Latent class analysis: - gsem- & pseudo R-squared

Lena Garnik

Join Date: Oct 2019

Posts: 8
#1

Latent class analysis: - gsem- & pseudo R-squared

08 Dec 2019, 09:09

Dear users,

This may be a dumb question, but I am trying familiarizing myself with Latent class cluster analysis.
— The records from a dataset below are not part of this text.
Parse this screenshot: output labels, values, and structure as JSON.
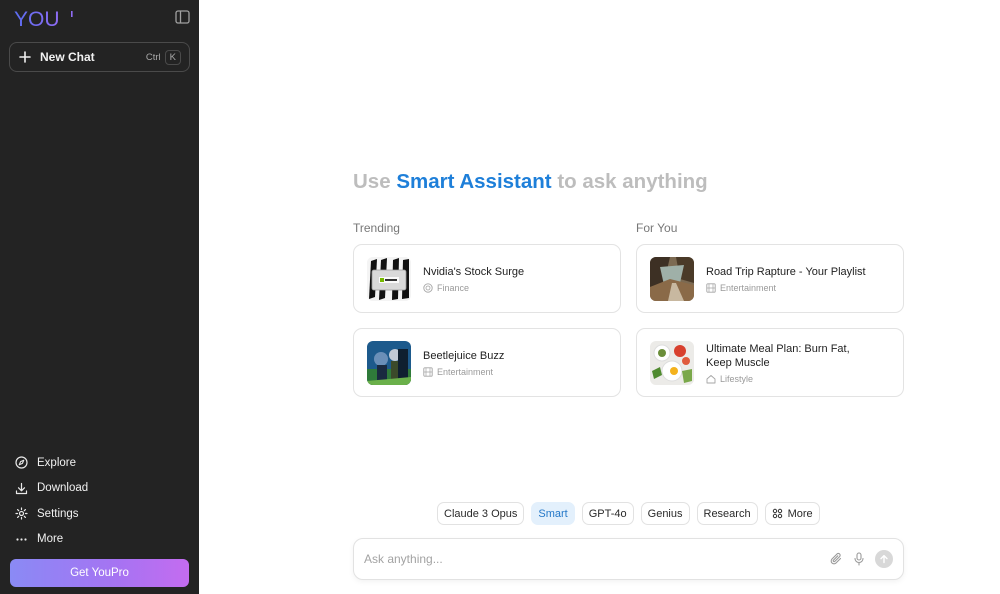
{
  "app": {
    "logo_text": "YOU",
    "brand_color": "#6b6bf0"
  },
  "sidebar": {
    "new_chat": {
      "label": "New Chat",
      "shortcut_mod": "Ctrl",
      "shortcut_key": "K"
    },
    "nav": [
      {
        "label": "Explore",
        "icon": "compass-icon"
      },
      {
        "label": "Download",
        "icon": "download-icon"
      },
      {
        "label": "Settings",
        "icon": "gear-icon"
      },
      {
        "label": "More",
        "icon": "more-dots-icon"
      }
    ],
    "get_pro": "Get YouPro"
  },
  "main": {
    "headline": {
      "prefix": "Use ",
      "accent": "Smart Assistant",
      "suffix": " to ask anything"
    },
    "accent_color": "#1e7fd9",
    "trending": {
      "title": "Trending",
      "cards": [
        {
          "title": "Nvidia's Stock Surge",
          "category": "Finance",
          "category_icon": "coin-icon"
        },
        {
          "title": "Beetlejuice Buzz",
          "category": "Entertainment",
          "category_icon": "film-icon"
        }
      ]
    },
    "for_you": {
      "title": "For You",
      "cards": [
        {
          "title": "Road Trip Rapture - Your Playlist",
          "category": "Entertainment",
          "category_icon": "film-icon"
        },
        {
          "title": "Ultimate Meal Plan: Burn Fat, Keep Muscle",
          "category": "Lifestyle",
          "category_icon": "home-icon"
        }
      ]
    },
    "models": [
      {
        "label": "Claude 3 Opus",
        "active": false
      },
      {
        "label": "Smart",
        "active": true
      },
      {
        "label": "GPT-4o",
        "active": false
      },
      {
        "label": "Genius",
        "active": false
      },
      {
        "label": "Research",
        "active": false
      },
      {
        "label": "More",
        "active": false
      }
    ],
    "ask": {
      "placeholder": "Ask anything...",
      "value": ""
    }
  }
}
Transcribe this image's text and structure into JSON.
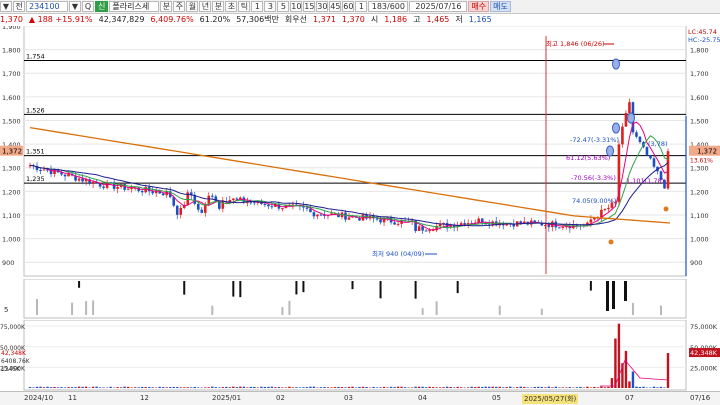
{
  "toolbar": {
    "items": [
      {
        "label": "▼",
        "kind": "sq"
      },
      {
        "label": "전",
        "kind": "sq"
      },
      {
        "label": "234100",
        "kind": "code"
      },
      {
        "label": "▼",
        "kind": "sq"
      },
      {
        "label": "Q",
        "kind": "sq"
      },
      {
        "label": "신",
        "kind": "green"
      },
      {
        "label": "폴라리스세",
        "kind": "name"
      },
      {
        "label": "분",
        "kind": "sq"
      },
      {
        "label": "주",
        "kind": "sq"
      },
      {
        "label": "월",
        "kind": "sq"
      },
      {
        "label": "년",
        "kind": "sq"
      },
      {
        "label": "분",
        "kind": "sq"
      },
      {
        "label": "초",
        "kind": "sq"
      },
      {
        "label": "틱",
        "kind": "sq"
      },
      {
        "label": "1",
        "kind": "sq"
      },
      {
        "label": "3",
        "kind": "sq"
      },
      {
        "label": "5",
        "kind": "sq"
      },
      {
        "label": "10",
        "kind": "sq"
      },
      {
        "label": "15",
        "kind": "sq"
      },
      {
        "label": "30",
        "kind": "sq"
      },
      {
        "label": "45",
        "kind": "sq"
      },
      {
        "label": "60",
        "kind": "sq"
      },
      {
        "label": "1",
        "kind": "sq"
      },
      {
        "label": "183/600",
        "kind": "cnt"
      },
      {
        "label": "2025/07/16",
        "kind": "date"
      },
      {
        "label": "매수",
        "kind": "buy"
      },
      {
        "label": "매도",
        "kind": "sell"
      }
    ]
  },
  "info": {
    "price": "1,370",
    "change": "▲ 188 +15.91%",
    "volume": "42,347,829",
    "turnover": "6,409.76%",
    "ratio": "61.20%",
    "amount": "57,306백만",
    "label_rotation": "회우선",
    "v1": "1,371",
    "v2": "1,370",
    "open_label": "시",
    "open": "1,186",
    "high_label": "고",
    "high": "1,465",
    "low_label": "저",
    "low": "1,165"
  },
  "price_axis": [
    "1,900",
    "1,800",
    "1,700",
    "1,600",
    "1,500",
    "1,400",
    "1,300",
    "1,200",
    "1,100",
    "1,000",
    "900"
  ],
  "price_axis_right": [
    "1,800",
    "1,700",
    "1,600",
    "1,500",
    "1,400",
    "1,300",
    "1,200",
    "1,100",
    "1,000",
    "900"
  ],
  "right_labels": {
    "lc": "LC:45.74",
    "hc": "HC:-25.75",
    "cur": "1,372",
    "cur2": "13.61%",
    "cur3": "1,372"
  },
  "left_current": "1,372",
  "hlines": [
    {
      "label": "1,754",
      "value": 1754
    },
    {
      "label": "1,526",
      "value": 1526
    },
    {
      "label": "1,351",
      "value": 1351
    },
    {
      "label": "1,235",
      "value": 1235
    }
  ],
  "annotations": {
    "high": "최고 1,846 (06/26)",
    "low": "최저 940 (04/09)",
    "a1": "-72.47(-3.31%)",
    "a2": "(3,78)",
    "a3": "61.12(5.63%)",
    "a4": "-70.56(-3.3%)",
    "a5": "74.05(9.00%)",
    "a6": "1,101(1.78)"
  },
  "volume_axis_left": [
    "75,000K",
    "50,000K",
    "25,000K"
  ],
  "volume_axis_right": [
    "75,000K",
    "50,000K",
    "25,000K"
  ],
  "volume_labels": {
    "v1": "42,348K",
    "v2": "6408.76K",
    "v3": "1345K"
  },
  "mid_axis": {
    "label": "5"
  },
  "date_axis": [
    "2024/10",
    "11",
    "12",
    "2025/01",
    "02",
    "03",
    "04",
    "05",
    "2025/05/27(화)",
    "07",
    "07/16"
  ],
  "colors": {
    "up": "#e0201c",
    "down": "#1b4fc4",
    "ma5": "#e6007e",
    "ma20": "#1f1f8f",
    "ma60": "#d9700a",
    "ma_green": "#2fa34a"
  }
}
In most of the published papers in which they have employed a latent class analysis approach ( regardless of the software they chose) they report a pseudo-R2, alongside the log-likelihood value and BIC.

However, I do not see any R-squared in the outcomes when -gsem- is used to conduct LCA. Is it possible to get that?

Thanks in advance,
Best,
Lena
Tags: None
Andrew Musau

Join Date: Oct 2014

Posts: 10190
#2

08 Dec 2019, 10:07

Code:

estat lcgof

McFadden's Pseudo-R2 would just be 1 minus the ratio of log-likehoods.
Comment
Lena Garnik

Join Date: Oct 2019

Posts: 8
#3

08 Dec 2019, 10:20

Thank you very much Andrew.
Does this mean that when the observed variables are NOT all categorical, in the case where Stata does not report the likelihood ration tests, we cannot calculate the Pseudo-R2?

Best,
Lena
Comment
Andrew Musau

Join Date: Oct 2014

Posts: 10190
#4

08 Dec 2019, 10:36

The continuous variables do not contribute to the log-likelihood, so just run the command excluding these to obtain the fit statistics.
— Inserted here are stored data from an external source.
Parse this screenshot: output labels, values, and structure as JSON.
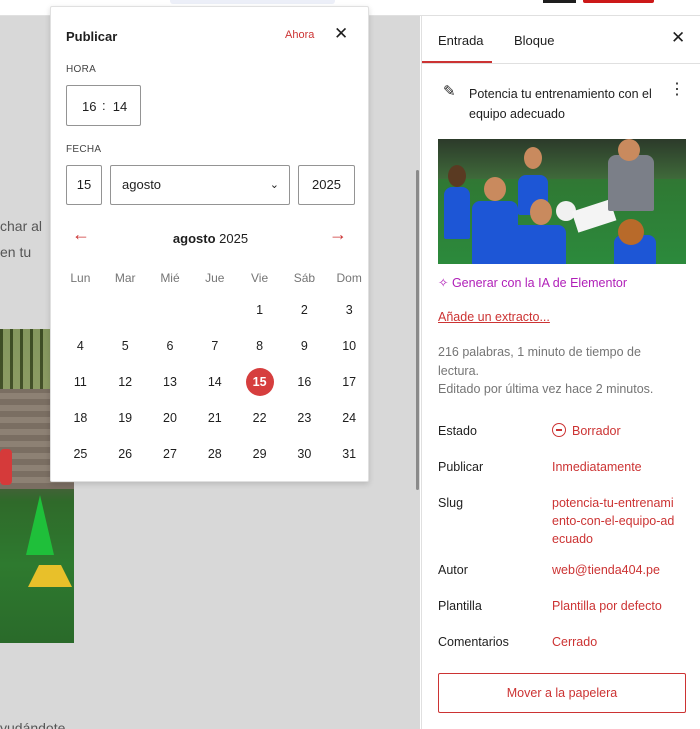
{
  "canvas": {
    "text_line1": "char al",
    "text_line2": "en tu",
    "text_line3": "yudándote"
  },
  "popover": {
    "title": "Publicar",
    "now_label": "Ahora",
    "close_glyph": "✕",
    "time_label": "HORA",
    "hour": "16",
    "minute": "14",
    "date_label": "FECHA",
    "day": "15",
    "month": "agosto",
    "year": "2025",
    "calendar_month": "agosto",
    "calendar_year": "2025",
    "prev_glyph": "←",
    "next_glyph": "→",
    "weekdays": [
      "Lun",
      "Mar",
      "Mié",
      "Jue",
      "Vie",
      "Sáb",
      "Dom"
    ],
    "selected_day": "15",
    "days": [
      "",
      "",
      "",
      "",
      "1",
      "2",
      "3",
      "4",
      "5",
      "6",
      "7",
      "8",
      "9",
      "10",
      "11",
      "12",
      "13",
      "14",
      "15",
      "16",
      "17",
      "18",
      "19",
      "20",
      "21",
      "22",
      "23",
      "24",
      "25",
      "26",
      "27",
      "28",
      "29",
      "30",
      "31"
    ]
  },
  "sidebar": {
    "tab_post": "Entrada",
    "tab_block": "Bloque",
    "close_glyph": "✕",
    "post_title": "Potencia tu entrenamiento con el equipo adecuado",
    "ai_link": "Generar con la IA de Elementor",
    "excerpt_link": "Añade un extracto...",
    "word_count": "216 palabras, 1 minuto de tiempo de lectura.",
    "last_edited": "Editado por última vez hace 2 minutos.",
    "rows": [
      {
        "label": "Estado",
        "value": "Borrador"
      },
      {
        "label": "Publicar",
        "value": "Inmediatamente"
      },
      {
        "label": "Slug",
        "value": "potencia-tu-entrenamiento-con-el-equipo-adecuado"
      },
      {
        "label": "Autor",
        "value": "web@tienda404.pe"
      },
      {
        "label": "Plantilla",
        "value": "Plantilla por defecto"
      },
      {
        "label": "Comentarios",
        "value": "Cerrado"
      }
    ],
    "trash_button": "Mover a la papelera"
  },
  "colors": {
    "accent": "#cc3333",
    "ai_purple": "#b01fb8",
    "selected_day_bg": "#d63e3e"
  }
}
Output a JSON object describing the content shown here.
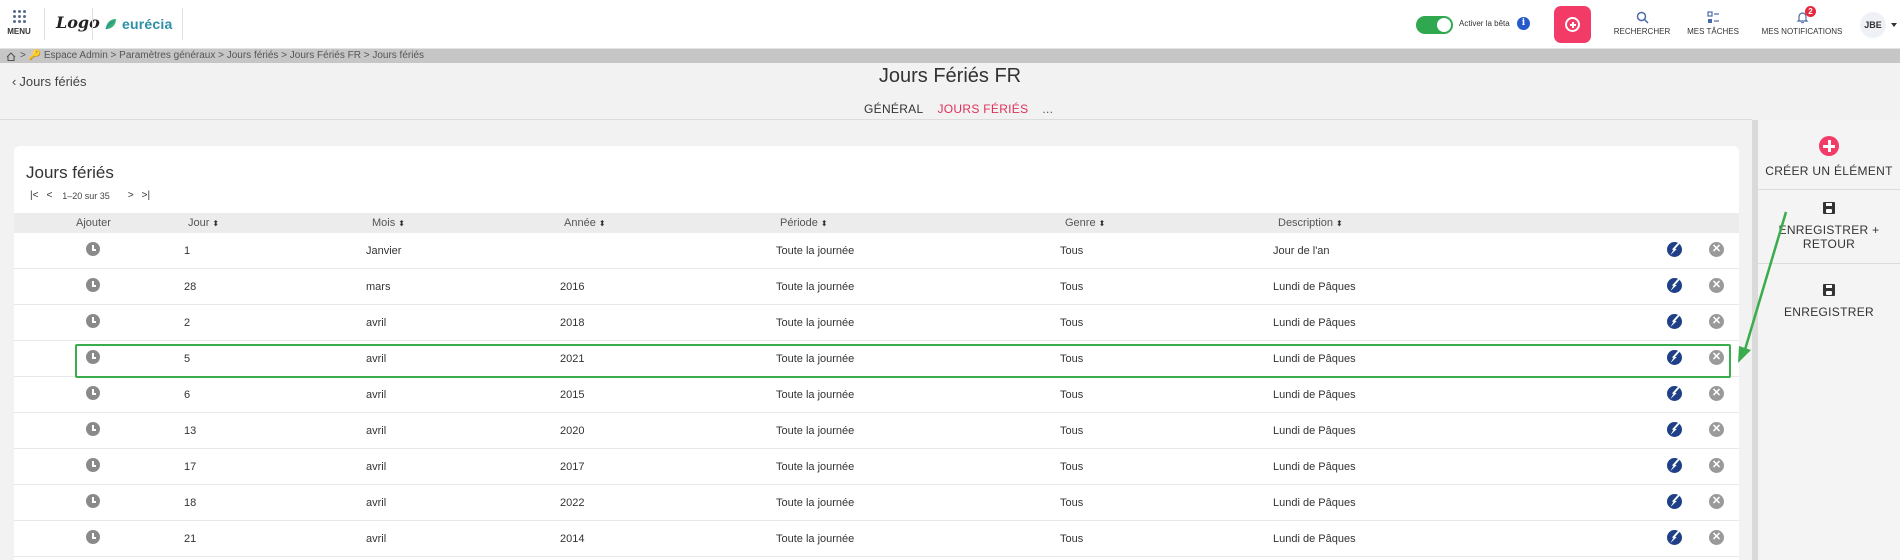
{
  "topbar": {
    "menu_label": "MENU",
    "logo_text": "Logo",
    "brand_name": "eurécia",
    "beta_label": "Activer la bêta",
    "info_glyph": "i",
    "add_icon": "plus-circle-icon",
    "tools": [
      {
        "icon": "search-icon",
        "label": "RECHERCHER"
      },
      {
        "icon": "tasks-icon",
        "label": "MES TÂCHES"
      },
      {
        "icon": "bell-icon",
        "label": "MES NOTIFICATIONS",
        "badge": "2"
      }
    ],
    "user_initials": "JBE"
  },
  "breadcrumb": {
    "text": "> 🔑 Espace Admin > Paramètres généraux > Jours fériés > Jours Fériés FR > Jours fériés"
  },
  "header": {
    "back_label": "Jours fériés",
    "title": "Jours Fériés FR",
    "tabs": [
      {
        "label": "GÉNÉRAL",
        "active": false
      },
      {
        "label": "JOURS FÉRIÉS",
        "active": true
      },
      {
        "label": "...",
        "active": false
      }
    ]
  },
  "card": {
    "title": "Jours fériés",
    "pager": {
      "first": "|<",
      "prev": "<",
      "info": "1–20 sur 35",
      "next": ">",
      "last": ">|"
    }
  },
  "table": {
    "columns": [
      "Ajouter",
      "Jour",
      "Mois",
      "Année",
      "Période",
      "Genre",
      "Description"
    ],
    "sort_glyph": "⬍",
    "rows": [
      {
        "jour": "1",
        "mois": "Janvier",
        "annee": "",
        "periode": "Toute la journée",
        "genre": "Tous",
        "description": "Jour de l'an"
      },
      {
        "jour": "28",
        "mois": "mars",
        "annee": "2016",
        "periode": "Toute la journée",
        "genre": "Tous",
        "description": "Lundi de Pâques"
      },
      {
        "jour": "2",
        "mois": "avril",
        "annee": "2018",
        "periode": "Toute la journée",
        "genre": "Tous",
        "description": "Lundi de Pâques"
      },
      {
        "jour": "5",
        "mois": "avril",
        "annee": "2021",
        "periode": "Toute la journée",
        "genre": "Tous",
        "description": "Lundi de Pâques"
      },
      {
        "jour": "6",
        "mois": "avril",
        "annee": "2015",
        "periode": "Toute la journée",
        "genre": "Tous",
        "description": "Lundi de Pâques"
      },
      {
        "jour": "13",
        "mois": "avril",
        "annee": "2020",
        "periode": "Toute la journée",
        "genre": "Tous",
        "description": "Lundi de Pâques"
      },
      {
        "jour": "17",
        "mois": "avril",
        "annee": "2017",
        "periode": "Toute la journée",
        "genre": "Tous",
        "description": "Lundi de Pâques"
      },
      {
        "jour": "18",
        "mois": "avril",
        "annee": "2022",
        "periode": "Toute la journée",
        "genre": "Tous",
        "description": "Lundi de Pâques"
      },
      {
        "jour": "21",
        "mois": "avril",
        "annee": "2014",
        "periode": "Toute la journée",
        "genre": "Tous",
        "description": "Lundi de Pâques"
      }
    ],
    "delete_glyph": "✕"
  },
  "side_panel": {
    "create_label": "CRÉER UN ÉLÉMENT",
    "save_return_label": "ENREGISTRER + RETOUR",
    "save_label": "ENREGISTRER"
  },
  "colors": {
    "accent": "#f23b67",
    "highlight": "#3aac4d",
    "toggle_on": "#2fa84f",
    "brand": "#2b8fa8"
  }
}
Edit: To be more specific, in logit, for example, if you include a continuous dependent variable, it does not vary. Can you show your command?

Last edited by Andrew Musau; 08 Dec 2019, 10:58.
Comment
Lena Garnik

Join Date: Oct 2019

Posts: 8
#5

08 Dec 2019, 10:55

Dear Andrew, thanks again for your response.
But I cannot exclude continuous variables, because all of the variables are continuous. My data looks like this:

Code:

* Example generated by -dataex-. To install: ssc install dataex clear input double age float(gender educ inc x1 x2 x3 x4 x5 x6 x7) 49 0 1 0 3 -2 2 -2 -1 1 2 33 1 0 0 -3 3 0 4 1 0 -4 45 1 1 1 -2 2 1 4 1 0 -4 19 1 0 1 -2 2 1 4 0 1 -4 33 1 1 0 2 2 -3 3 -1 3 -2 29 0 1 0 2 0 0 -1 -2 0 -4 54 1 0 1 -1 3 2 4 1 1 -2 61 1 0 0 1 -1 3 1 0 3 0 47 1 0 0 2 1 -1 3 -2 4 -4 32 1 0 1 -3 0 1 4 -1 3 -2 end

And I am specifying the model as:

Code:

local x "x1 x2 x3 x4 x5 x6 x7" gsem ($x <- ) (C <- age gender educ inc), lclass(C 3) estat lcgof

Therefore, if I want to exclude the continuous variables, there will be no endogenous variables at all.
I am not sure if I can specify another family of distribution for these observed variables. They are ranging from -4 to 4, and they represent the number of times an attribute is picked as best minus the number of times an attribute is picked as worse.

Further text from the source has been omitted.